As for D.O.L.L., it's no smash in Sweden, as Gustafsson acknowledges. "Bands like us and the (International) Noise Conspiracy [a strong five-piece that's also on Burning Heart] are underground, you know? I like playing in Sweden, of course, but we have a bigger audience outside of Sweden, because the kind of music we play is punk and hardcore. That's the kind of music I've always been playing and enjoying, so that makes sense." The Stooges and Joy Division are frequent points of reference for reviewers, but Gustafsson says his all-time favorite group is Fugazi -- or, as he pronounces it, "Foo-got-see."

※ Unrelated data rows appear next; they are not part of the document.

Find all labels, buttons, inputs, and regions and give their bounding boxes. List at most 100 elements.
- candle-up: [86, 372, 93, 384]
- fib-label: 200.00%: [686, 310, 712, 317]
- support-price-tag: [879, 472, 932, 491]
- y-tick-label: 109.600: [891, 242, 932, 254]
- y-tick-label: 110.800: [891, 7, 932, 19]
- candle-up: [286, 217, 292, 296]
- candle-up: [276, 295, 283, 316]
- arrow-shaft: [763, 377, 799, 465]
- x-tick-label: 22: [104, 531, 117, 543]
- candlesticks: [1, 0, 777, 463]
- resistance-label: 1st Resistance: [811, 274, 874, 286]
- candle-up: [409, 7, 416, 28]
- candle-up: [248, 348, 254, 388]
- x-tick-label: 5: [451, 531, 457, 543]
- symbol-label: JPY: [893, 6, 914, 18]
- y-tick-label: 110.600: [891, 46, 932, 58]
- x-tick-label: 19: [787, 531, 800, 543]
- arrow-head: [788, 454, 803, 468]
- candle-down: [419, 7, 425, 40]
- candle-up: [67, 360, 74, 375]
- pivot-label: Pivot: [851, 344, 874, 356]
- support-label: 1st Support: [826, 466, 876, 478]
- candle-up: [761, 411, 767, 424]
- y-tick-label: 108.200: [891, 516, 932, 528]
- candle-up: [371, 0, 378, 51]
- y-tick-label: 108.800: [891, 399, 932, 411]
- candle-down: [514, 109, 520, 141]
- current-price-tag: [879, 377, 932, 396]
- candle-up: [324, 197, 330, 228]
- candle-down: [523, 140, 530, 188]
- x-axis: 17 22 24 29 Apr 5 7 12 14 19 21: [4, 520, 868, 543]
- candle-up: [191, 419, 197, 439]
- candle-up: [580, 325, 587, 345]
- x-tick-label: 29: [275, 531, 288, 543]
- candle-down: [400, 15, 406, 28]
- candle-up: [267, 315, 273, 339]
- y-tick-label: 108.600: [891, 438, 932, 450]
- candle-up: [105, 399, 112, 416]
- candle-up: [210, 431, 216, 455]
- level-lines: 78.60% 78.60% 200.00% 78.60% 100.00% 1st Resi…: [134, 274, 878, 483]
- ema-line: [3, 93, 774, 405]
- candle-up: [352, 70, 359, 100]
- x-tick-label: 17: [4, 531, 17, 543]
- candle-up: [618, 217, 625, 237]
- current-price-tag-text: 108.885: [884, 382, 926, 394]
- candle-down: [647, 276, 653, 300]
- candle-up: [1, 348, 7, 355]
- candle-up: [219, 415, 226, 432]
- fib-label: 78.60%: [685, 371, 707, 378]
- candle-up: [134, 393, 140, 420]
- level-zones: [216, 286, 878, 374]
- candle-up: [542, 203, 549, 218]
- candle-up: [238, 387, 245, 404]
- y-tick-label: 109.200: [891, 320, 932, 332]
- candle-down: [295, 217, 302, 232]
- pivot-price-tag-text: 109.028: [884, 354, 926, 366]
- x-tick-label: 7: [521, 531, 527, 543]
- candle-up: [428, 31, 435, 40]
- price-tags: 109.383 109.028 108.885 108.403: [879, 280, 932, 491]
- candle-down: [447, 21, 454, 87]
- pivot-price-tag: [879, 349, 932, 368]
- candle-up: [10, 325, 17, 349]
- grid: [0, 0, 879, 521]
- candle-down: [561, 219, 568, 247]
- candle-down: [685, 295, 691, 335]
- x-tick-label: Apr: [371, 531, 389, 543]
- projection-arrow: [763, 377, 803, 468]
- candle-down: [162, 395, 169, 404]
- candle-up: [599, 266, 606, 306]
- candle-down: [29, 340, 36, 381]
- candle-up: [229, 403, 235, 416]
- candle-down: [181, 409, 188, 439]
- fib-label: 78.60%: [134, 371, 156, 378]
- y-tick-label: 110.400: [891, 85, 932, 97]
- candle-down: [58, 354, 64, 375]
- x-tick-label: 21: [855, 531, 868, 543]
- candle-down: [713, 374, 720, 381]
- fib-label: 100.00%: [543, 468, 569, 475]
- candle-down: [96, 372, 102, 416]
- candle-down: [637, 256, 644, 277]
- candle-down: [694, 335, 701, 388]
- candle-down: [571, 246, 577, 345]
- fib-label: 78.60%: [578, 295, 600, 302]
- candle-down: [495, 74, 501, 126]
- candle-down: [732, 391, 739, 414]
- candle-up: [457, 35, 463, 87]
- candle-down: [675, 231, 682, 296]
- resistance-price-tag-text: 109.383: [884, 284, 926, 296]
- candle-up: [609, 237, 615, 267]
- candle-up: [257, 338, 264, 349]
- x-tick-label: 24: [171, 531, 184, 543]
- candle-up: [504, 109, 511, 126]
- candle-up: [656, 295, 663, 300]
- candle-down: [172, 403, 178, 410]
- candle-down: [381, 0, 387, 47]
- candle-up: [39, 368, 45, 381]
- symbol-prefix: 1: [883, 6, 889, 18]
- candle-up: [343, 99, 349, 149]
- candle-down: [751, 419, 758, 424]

Formed in 1997 and named for a '60s soul singer about whom the players proudly claim to know next to nothing, Division of Laura Lee issued a handful of recordings, most prominently the 1998 EP There Is a First Time for Everything, before inking with Burning Heart in 2001. Following another EP, Pretty Electric, the band assembled Black City, a platter that's slyly melodic yet undeniably forceful, with just the right touch of creepiness. Track one, "Need to Get Some," sets the stage with pumping guitars, an anthemic chorus and brawny singing that studiously avoids telltale clues about the music's country of origin. Afterward, the band intersperses bare-knuckled boastfulness, as in "We've Been Planning This for Years," with the premature cynicism exemplified by the opening couplet of "Number One": "I'm on a million-dollar trip/And it's making me sick."